New Release Optimizes Machine Learning Applications for Mobile Devices
Google’s announcement of the release of a developer preview of a new mobile-centric version of the popular machine-learning software library TensorFlow creates a new mobile paradigm for AI development.
The forthcoming version of TensorFlow, TensorFlow Lite, is described by Google as “a lightweight solution for mobile and embedded devices” which prioritizes speed, small size, and cross-platform support to provide “low-latency inference of on-device machine learning models.” In other words, TensorFlow Lite offers mobile developers a way of fully leveraging pre-trained TensorFlow models in a completely new architecture designed to work best within the restraints of the comparatively limited computing resources of today’s mobile phones and IoT devices while also taking advantages of hardware acceleration and new AI chipsets.
Machine learning models still need to be trained on vastly powerful—and expensive—farms of specialized GPUs and other machine-learning optimized chips (such as Google’s own TPU) and/or trained on computing power rented from cloud-based providers of these specialized resources, but TensorFlow Lite will enable mobile devices to quickly run pre-trained models on the device itself. Mobile phones will never (at least not anytime soon) be able to provide the computational horsepower that gives neural networks their magical ability to train on data and hone themselves—the “learning” in machine learning—but with software such as TensorFlow Lite, phones and other small devices will still be able to leverage the neural network’s pre-trained magic in practical uses.
With such unique and optimized architectures designed to squeeze the most performance from mobile devices, TensorFlow Lite will not only offer speed and efficiency increases in running new data through models locally right on a user’s device, but may also lessen or obviate the need for Internet connectivity in apps employing machine learning models. As TechCrunch reports,
Unfortunately, training is still too computationally intensive to be preformed on smartphones. But even ignoring training, pre-trained models can still be a slog to deal with. If models can run on device, at the edge, they can avoid the cloud and internet all-together. This enables more reliable performance in any environment.

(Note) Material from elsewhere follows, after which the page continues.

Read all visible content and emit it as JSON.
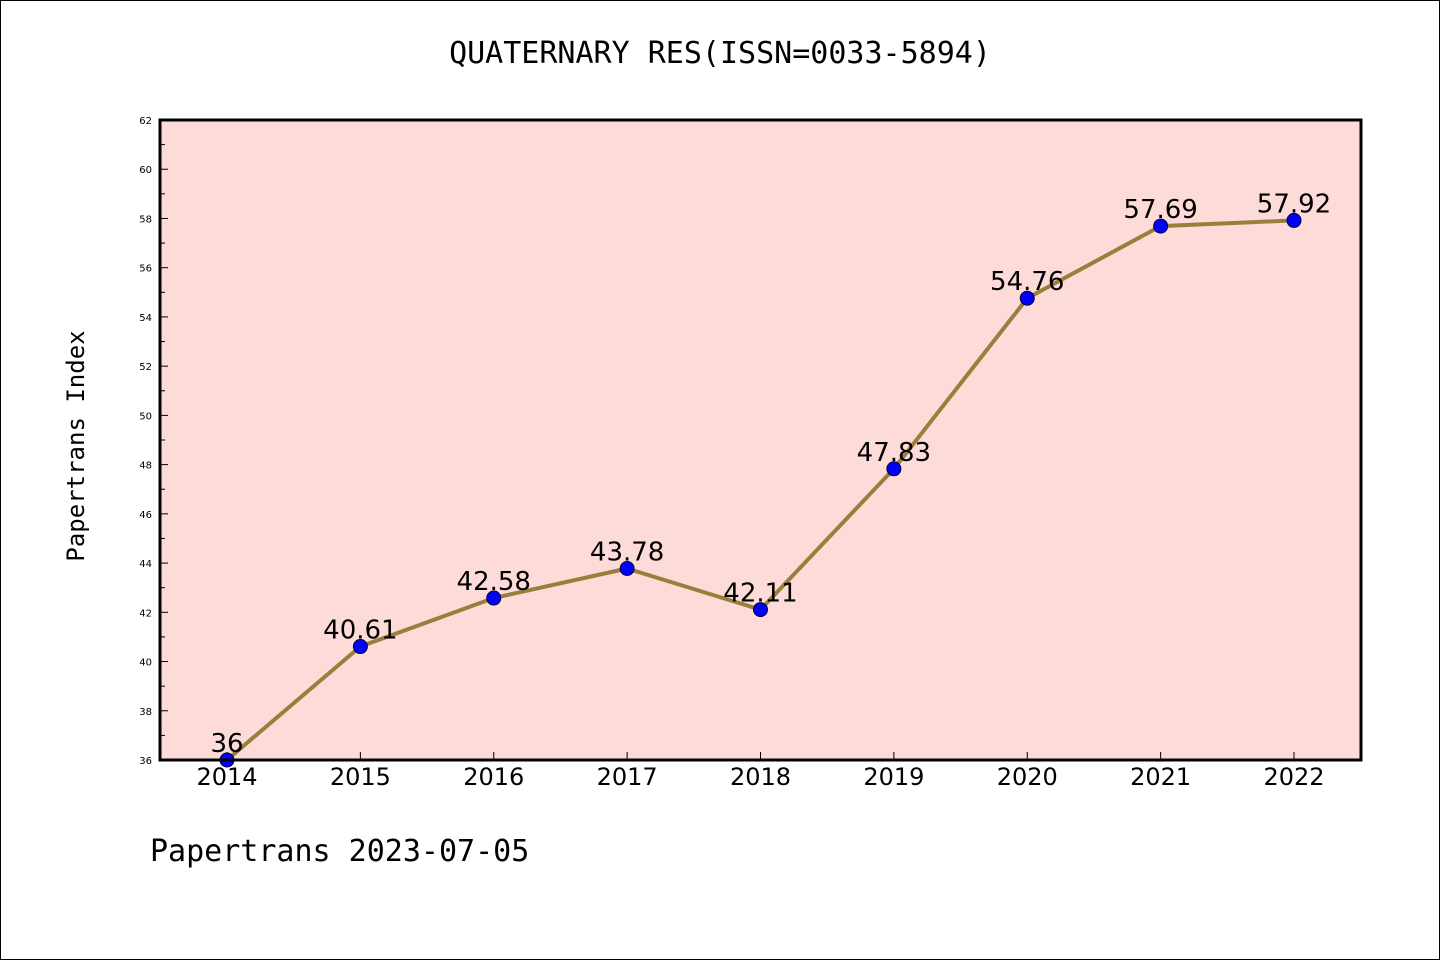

This renewed focus on mobile users (Google already has a TensorFlow Mobile which it currently recommends for developers but plans for TensorFlow Lite to eventually replace its current offering) reflects a larger industry-wide shift towards phones with more AI capabilities and specialized chips, but also carries the implication for revolutionary tech to come, such as the use of mobile machine learning-based image recognition models to quickly ID sick crops, in one study.

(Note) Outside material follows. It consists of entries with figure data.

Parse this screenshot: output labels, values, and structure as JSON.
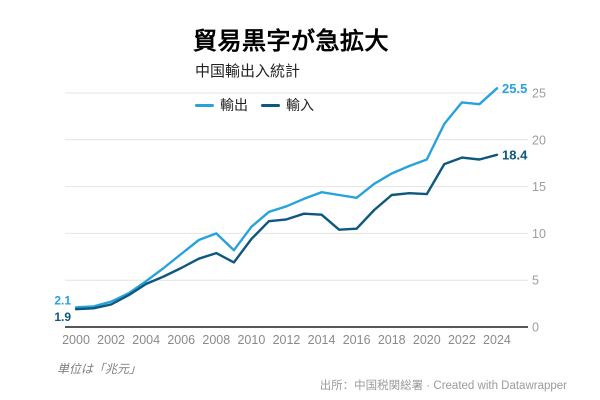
{
  "header": {
    "title": "貿易黒字が急拡大",
    "subtitle": "中国輸出入統計"
  },
  "legend": {
    "items": [
      {
        "label": "輸出",
        "color": "#29a2dc"
      },
      {
        "label": "輸入",
        "color": "#0e577f"
      }
    ]
  },
  "footer": {
    "note": "単位は「兆元」",
    "attribution": "出所：中国税関総署 · Created with Datawrapper"
  },
  "colors": {
    "exports_line": "#29a2dc",
    "imports_line": "#0e577f",
    "gridline": "#e4e4e4",
    "axis": "#3f3f3f",
    "y_tick_label": "#9d9d9d",
    "x_tick_label": "#8a8a8a"
  },
  "chart_data": {
    "type": "line",
    "title": "貿易黒字が急拡大",
    "subtitle": "中国輸出入統計",
    "unit": "兆元",
    "x": [
      2000,
      2001,
      2002,
      2003,
      2004,
      2005,
      2006,
      2007,
      2008,
      2009,
      2010,
      2011,
      2012,
      2013,
      2014,
      2015,
      2016,
      2017,
      2018,
      2019,
      2020,
      2021,
      2022,
      2023,
      2024
    ],
    "series": [
      {
        "id": "exports",
        "name": "輸出",
        "color": "#29a2dc",
        "values": [
          2.1,
          2.2,
          2.7,
          3.6,
          4.9,
          6.3,
          7.8,
          9.3,
          10.0,
          8.2,
          10.7,
          12.3,
          12.9,
          13.7,
          14.4,
          14.1,
          13.8,
          15.3,
          16.4,
          17.2,
          17.9,
          21.7,
          24.0,
          23.8,
          25.5
        ],
        "first_value_label": "2.1",
        "last_value_label": "25.5"
      },
      {
        "id": "imports",
        "name": "輸入",
        "color": "#0e577f",
        "values": [
          1.9,
          2.0,
          2.4,
          3.4,
          4.6,
          5.4,
          6.3,
          7.3,
          7.9,
          6.9,
          9.4,
          11.3,
          11.5,
          12.1,
          12.0,
          10.4,
          10.5,
          12.5,
          14.1,
          14.3,
          14.2,
          17.4,
          18.1,
          17.9,
          18.4
        ],
        "first_value_label": "1.9",
        "last_value_label": "18.4"
      }
    ],
    "xticks": [
      2000,
      2002,
      2004,
      2006,
      2008,
      2010,
      2012,
      2014,
      2016,
      2018,
      2020,
      2022,
      2024
    ],
    "yticks": [
      0,
      5,
      10,
      15,
      20,
      25
    ],
    "xlim": [
      2000,
      2024
    ],
    "ylim": [
      0,
      26
    ],
    "grid": true,
    "legend_position": "top-left"
  }
}
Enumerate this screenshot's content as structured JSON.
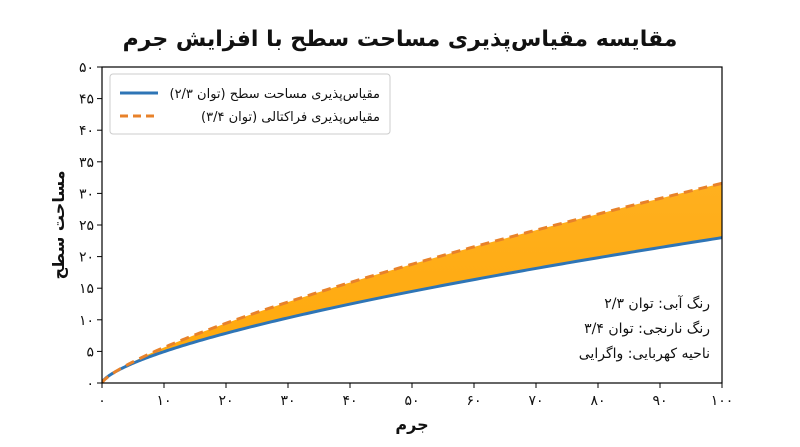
{
  "chart_data": {
    "type": "line",
    "title": "مقایسه مقیاس‌پذیری مساحت سطح با افزایش جرم",
    "xlabel": "جرم",
    "ylabel": "مساحت سطح",
    "xlim": [
      0,
      100
    ],
    "ylim": [
      0,
      50
    ],
    "x_ticks": [
      0,
      10,
      20,
      30,
      40,
      50,
      60,
      70,
      80,
      90,
      100
    ],
    "y_ticks": [
      0,
      5,
      10,
      15,
      20,
      25,
      30,
      35,
      40,
      45,
      50
    ],
    "x_tick_labels": [
      "۰",
      "۱۰",
      "۲۰",
      "۳۰",
      "۴۰",
      "۵۰",
      "۶۰",
      "۷۰",
      "۸۰",
      "۹۰",
      "۱۰۰"
    ],
    "y_tick_labels": [
      "۰",
      "۵",
      "۱۰",
      "۱۵",
      "۲۰",
      "۲۵",
      "۳۰",
      "۳۵",
      "۴۰",
      "۴۵",
      "۵۰"
    ],
    "grid": false,
    "legend_position": "top-left",
    "series": [
      {
        "name": "مقیاس‌پذیری مساحت سطح (توان ۲/۳)",
        "color": "#2e75b6",
        "style": "solid",
        "exponent": 0.6667,
        "x": [
          0,
          1,
          2,
          3,
          5,
          7,
          10,
          15,
          20,
          25,
          30,
          40,
          50,
          60,
          70,
          80,
          90,
          100
        ],
        "values": [
          0,
          1.1,
          1.7,
          2.2,
          3.1,
          3.9,
          5.0,
          6.5,
          7.9,
          9.1,
          10.3,
          12.5,
          14.5,
          16.4,
          18.1,
          19.8,
          21.4,
          23.0
        ]
      },
      {
        "name": "مقیاس‌پذیری فراکتالی (توان ۳/۴)",
        "color": "#e8822a",
        "style": "dashed",
        "exponent": 0.75,
        "x": [
          0,
          1,
          2,
          3,
          5,
          7,
          10,
          15,
          20,
          25,
          30,
          40,
          50,
          60,
          70,
          80,
          90,
          100
        ],
        "values": [
          0,
          1.0,
          1.7,
          2.3,
          3.3,
          4.2,
          5.6,
          7.6,
          9.5,
          11.2,
          12.8,
          15.9,
          18.8,
          21.6,
          24.2,
          26.8,
          29.2,
          31.6
        ]
      }
    ],
    "fill_between": {
      "color": "#ffa500",
      "between": [
        0,
        1
      ]
    },
    "annotations": [
      "رنگ آبی: توان ۲/۳",
      "رنگ نارنجی: توان ۳/۴",
      "ناحیه کهربایی: واگرایی"
    ]
  }
}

TensorFlow Lite supports Android envelopment with iOS support planned as well, and is guaranteed “out of the box” to run three of Google’s most popular machine learning models: MobileNets, “a family of mobile-first computer vision models for TensorFlow,” Google’s famous Inception-v3 image recognition model and finally On Device Smart Reply, an “on-device model which provides one-touch replies for an incoming text message.”